One of their men is hit with an arrow while they are exploring the waterways.

Part V: Hell
The elders hold the stone arrow point and marvel at it's lack of sophistication.  "Not iron."  They pass around a ceramic jug with a hallucinatory brew (probably fly agaric tea) used to prepare vikings for battle.  While One-Eye builds a cairn, perhaps for their recently fallen comrade, others pray, and one assails another (the one who we thought was dead) and roughly sodomizes him.  It seems he is left for dead.  The wandering member of the group is back now, covered in mud and scrawled runes.  They begin to exhibit mass frustration and quite a few of them die.  "Only men of faith deserve the riches of my new Jerusalem."

Part VI: Sacrifice
The leaders discuss the new Jerusalem.  The madman and the murderer.  We don't see what happens to the madman, but the leader is finally taken down with three arrows to the back.  Are and One-Eye continue on, a couple of stragglers behind them as well.  Finally they leave the other two behind and are making their way through the environment.  Beautiful shots of glades and lakes, as the two cross large river rock and foggy valleys.  The end is violent, but nowhere near as shocking as most of the violence in the film.

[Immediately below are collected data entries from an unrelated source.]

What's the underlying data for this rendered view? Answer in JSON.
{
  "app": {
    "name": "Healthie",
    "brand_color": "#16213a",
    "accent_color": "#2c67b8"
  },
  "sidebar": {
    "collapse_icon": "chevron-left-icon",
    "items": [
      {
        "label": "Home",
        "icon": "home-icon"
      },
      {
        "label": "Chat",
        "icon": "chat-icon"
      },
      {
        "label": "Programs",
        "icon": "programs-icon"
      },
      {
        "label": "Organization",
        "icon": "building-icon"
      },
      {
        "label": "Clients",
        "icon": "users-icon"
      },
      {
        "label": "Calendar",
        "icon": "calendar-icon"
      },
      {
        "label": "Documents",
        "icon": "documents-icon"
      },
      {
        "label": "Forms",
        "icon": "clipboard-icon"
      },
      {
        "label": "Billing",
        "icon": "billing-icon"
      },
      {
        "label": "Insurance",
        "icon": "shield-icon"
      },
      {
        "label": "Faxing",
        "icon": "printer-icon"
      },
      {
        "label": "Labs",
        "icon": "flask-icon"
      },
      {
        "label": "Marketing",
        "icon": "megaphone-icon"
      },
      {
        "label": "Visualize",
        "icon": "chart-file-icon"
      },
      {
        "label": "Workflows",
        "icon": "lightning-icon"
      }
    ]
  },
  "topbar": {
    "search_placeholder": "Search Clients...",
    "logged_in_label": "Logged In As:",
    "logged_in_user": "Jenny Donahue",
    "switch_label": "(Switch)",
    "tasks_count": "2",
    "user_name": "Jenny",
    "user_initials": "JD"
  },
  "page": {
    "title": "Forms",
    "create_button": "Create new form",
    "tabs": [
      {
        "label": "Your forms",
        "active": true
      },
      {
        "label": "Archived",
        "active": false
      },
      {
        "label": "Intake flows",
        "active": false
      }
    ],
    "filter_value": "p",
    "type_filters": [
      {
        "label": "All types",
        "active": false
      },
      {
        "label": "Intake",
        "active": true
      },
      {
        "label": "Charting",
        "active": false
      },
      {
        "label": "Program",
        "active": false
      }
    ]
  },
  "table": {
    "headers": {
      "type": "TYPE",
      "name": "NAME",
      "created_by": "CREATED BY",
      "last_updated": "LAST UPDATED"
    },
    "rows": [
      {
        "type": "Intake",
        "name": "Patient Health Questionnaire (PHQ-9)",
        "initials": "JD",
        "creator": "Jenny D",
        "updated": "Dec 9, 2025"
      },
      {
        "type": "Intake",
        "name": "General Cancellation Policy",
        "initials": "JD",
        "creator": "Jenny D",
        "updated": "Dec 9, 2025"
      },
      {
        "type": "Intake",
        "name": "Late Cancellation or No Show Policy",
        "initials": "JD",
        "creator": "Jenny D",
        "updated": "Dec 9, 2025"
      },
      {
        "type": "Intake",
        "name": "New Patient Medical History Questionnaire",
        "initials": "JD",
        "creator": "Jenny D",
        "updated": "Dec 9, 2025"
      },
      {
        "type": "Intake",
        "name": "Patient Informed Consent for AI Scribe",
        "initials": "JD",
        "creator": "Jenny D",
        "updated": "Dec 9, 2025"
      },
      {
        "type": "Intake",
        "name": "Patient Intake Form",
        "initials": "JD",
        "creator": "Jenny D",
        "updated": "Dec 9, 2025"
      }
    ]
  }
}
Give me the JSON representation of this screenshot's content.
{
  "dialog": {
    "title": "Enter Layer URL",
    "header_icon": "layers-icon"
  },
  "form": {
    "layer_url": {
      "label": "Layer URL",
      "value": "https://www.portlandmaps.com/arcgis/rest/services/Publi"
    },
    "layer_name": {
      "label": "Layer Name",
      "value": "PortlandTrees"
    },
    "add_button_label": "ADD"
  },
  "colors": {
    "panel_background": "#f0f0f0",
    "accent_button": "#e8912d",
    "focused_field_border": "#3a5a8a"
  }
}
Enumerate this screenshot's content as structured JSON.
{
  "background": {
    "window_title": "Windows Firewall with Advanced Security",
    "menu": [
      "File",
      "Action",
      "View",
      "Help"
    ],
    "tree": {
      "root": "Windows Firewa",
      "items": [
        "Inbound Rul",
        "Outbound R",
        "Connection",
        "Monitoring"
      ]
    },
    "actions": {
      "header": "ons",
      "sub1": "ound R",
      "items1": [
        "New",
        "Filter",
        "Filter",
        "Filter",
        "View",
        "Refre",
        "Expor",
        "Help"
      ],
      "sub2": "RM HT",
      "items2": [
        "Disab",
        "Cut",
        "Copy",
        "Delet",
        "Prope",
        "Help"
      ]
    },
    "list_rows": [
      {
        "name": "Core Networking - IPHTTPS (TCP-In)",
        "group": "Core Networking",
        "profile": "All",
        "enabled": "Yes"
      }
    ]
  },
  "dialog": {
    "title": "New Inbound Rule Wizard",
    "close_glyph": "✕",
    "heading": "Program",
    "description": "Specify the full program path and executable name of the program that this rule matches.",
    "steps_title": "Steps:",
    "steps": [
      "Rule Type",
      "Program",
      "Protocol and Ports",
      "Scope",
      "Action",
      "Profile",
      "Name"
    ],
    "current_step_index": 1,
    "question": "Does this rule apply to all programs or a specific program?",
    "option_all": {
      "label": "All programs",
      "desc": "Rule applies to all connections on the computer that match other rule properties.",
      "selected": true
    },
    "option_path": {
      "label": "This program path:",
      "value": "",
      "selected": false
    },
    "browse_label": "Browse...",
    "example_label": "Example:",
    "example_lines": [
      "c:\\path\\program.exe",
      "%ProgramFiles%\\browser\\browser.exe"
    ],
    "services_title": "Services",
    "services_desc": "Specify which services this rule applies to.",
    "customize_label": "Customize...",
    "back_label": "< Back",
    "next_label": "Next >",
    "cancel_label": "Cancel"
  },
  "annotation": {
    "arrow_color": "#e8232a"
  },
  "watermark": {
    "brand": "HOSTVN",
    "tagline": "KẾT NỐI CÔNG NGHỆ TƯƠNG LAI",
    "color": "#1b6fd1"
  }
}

Issues with dress are there.  The movie is slow, it's odd at times, and it's flawed.  One-Eye has these bizarre visions, or is it the director?  Is it another way for us to see his future actions?  He's bathed in red light, and maybe it is just the blood of violence that has followed mankind since our days as protozoa.  Life feeds on life?  They all frustratingly speak English.  It would have been far more interesting if they'd all have spoken their native tongue, but most likely whichever tongue that is is a largely dead language.

References
Film
-The Good, The Bad, and The Ugly, Leone, 1966
-Valhalla Rising, Refn, 2009

Literature/Websites
-A Brief note on Fly Agaric used by Vikings here
-Beothuk natives @ Wikipedia
-The Murderer Next Door, Buss, 2006
-TIFF: 'Valhalla Rising Delivers Authentic Viking Experience, available here
-Valhalla Rising @ Wikipedia
-Valhalla Rising Review from here
-Viking raids

Music
-Diadem of 12 Stars, Wolves in the Throne Room, 2006

The Last Films I've seen
1. Double Indemnity, Wilder, 1944, 8.0/10.0
I've seen this movie 3 times now, and finally for the first time on a decent print.  I must say, it gets better each time I see it.  I've not read anything by Ernest Hemingway, except for excerpts from his writings, and his name is synonymous with economy in my mind, and that's what I think of when I think of Billy Wilder.  Double Indemnity is a film noir packed tightly into the economy of a Hemingway novel.
2. "Are you...?", Dexter, Season 7, Episode 1, 10/10
Quite possibly the best episode of one of my favorite television shows.  A show that casts a moral grey area (for some?), certainly makes me wonder.  If you knew someone was killing bad people, picking them off one by one, would you say anything about it?  How would you react?  What if you found out it was someone you were really close to?
3.  The Piano, Campion, 1995, 9.4/10.0
Brilliant tell that weaves folklore, murder, love, indigenous people vs. settlers, and many other things together to relate a tail that is almost unbelievable at times.  The way it concludes leaves no doubt of its gravitas, however.